At sixteen songs and coming in at just over an hour, the standard edition of the album could still endure one last round of editing. The experience doesn’t diminish the high highs or the hom*ogenized listening experience of the record, aided by Dessner’s deft hands at the boards. In particular, “invisible string” stands apart as a Swiftian triumph, both new and familiar, both romantic and innocent. The song explores with appreciable naïveté, the simple idea that an invisible thread ties Swift and her lover together and that’s how they found each other, and now she’s a better person because of it. “Cold was the steel of my ax to grind for the boys who broke my heart // Now I send their babies presents,” is a line that only Taylor Swift could sell with earnestness.

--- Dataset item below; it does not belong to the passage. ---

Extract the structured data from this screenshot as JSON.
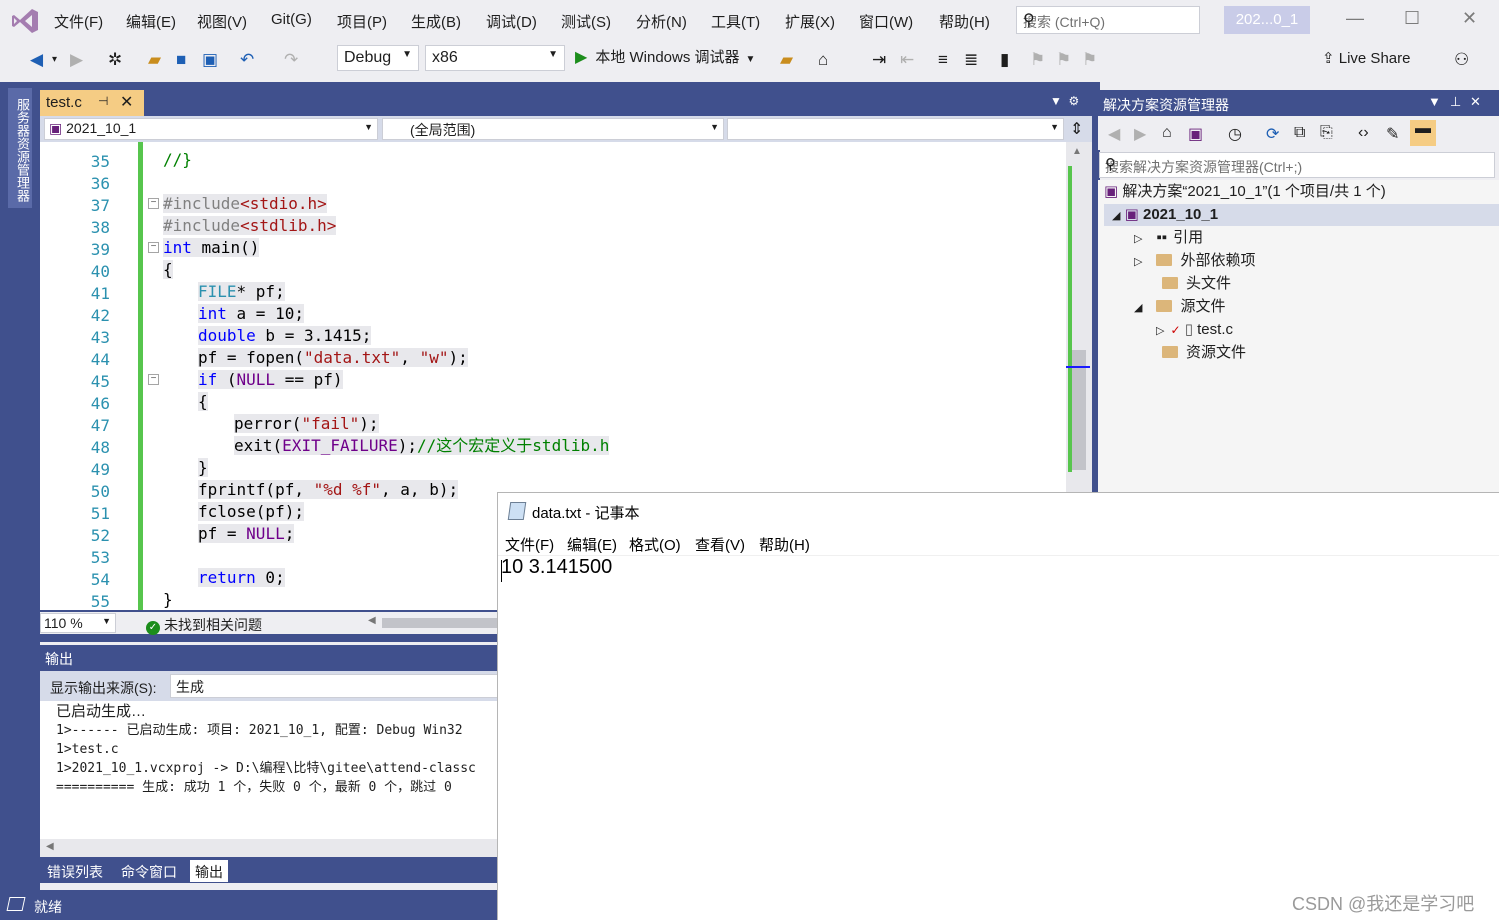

In a year filled with unpredictable plot twists, a surprise Taylor Swift album was uncalled for but welcomed with open arms, smashing records as it debuted atop the charts and outsold everything else this year in a matter of days. Her outsized presence exposes the album to critiques, whether they be that the album is too hom*ogenized, too reductive of the indie world, or simply too safe. Safe isn’t what we want from our biggest stars but it’s often what they deliver, unwilling to sacrifice their perch atop the industry in a cozy cardigan. But as the songwriting continues to impress, it’s impossible not to look at where Swift has been and notice how much she’s grown and where she’s going. Mostly because she’s laid it all out for us.

Written by: Mike Floeck
Taylor Swift – ‘Folklore’ Album Review (2024)
Top Articles
Latest Posts
Article information

Author: Dr. Pierre Goyette

Last Updated:

Views: 6215

Rating: 5 / 5 (70 voted)

Reviews: 93% of readers found this page helpful

Author information

Name: Dr. Pierre Goyette

Birthday: 1998-01-29

Address: Apt. 611 3357 Yong Plain, West Audra, IL 70053

Phone: +5819954278378

Job: Construction Director

Hobby: Embroidery, Creative writing, Shopping, Driving, Stand-up comedy, Coffee roasting, Scrapbooking

Introduction: My name is Dr. Pierre Goyette, I am a enchanting, powerful, jolly, rich, graceful, colorful, zany person who loves writing and wants to share my knowledge and understanding with you.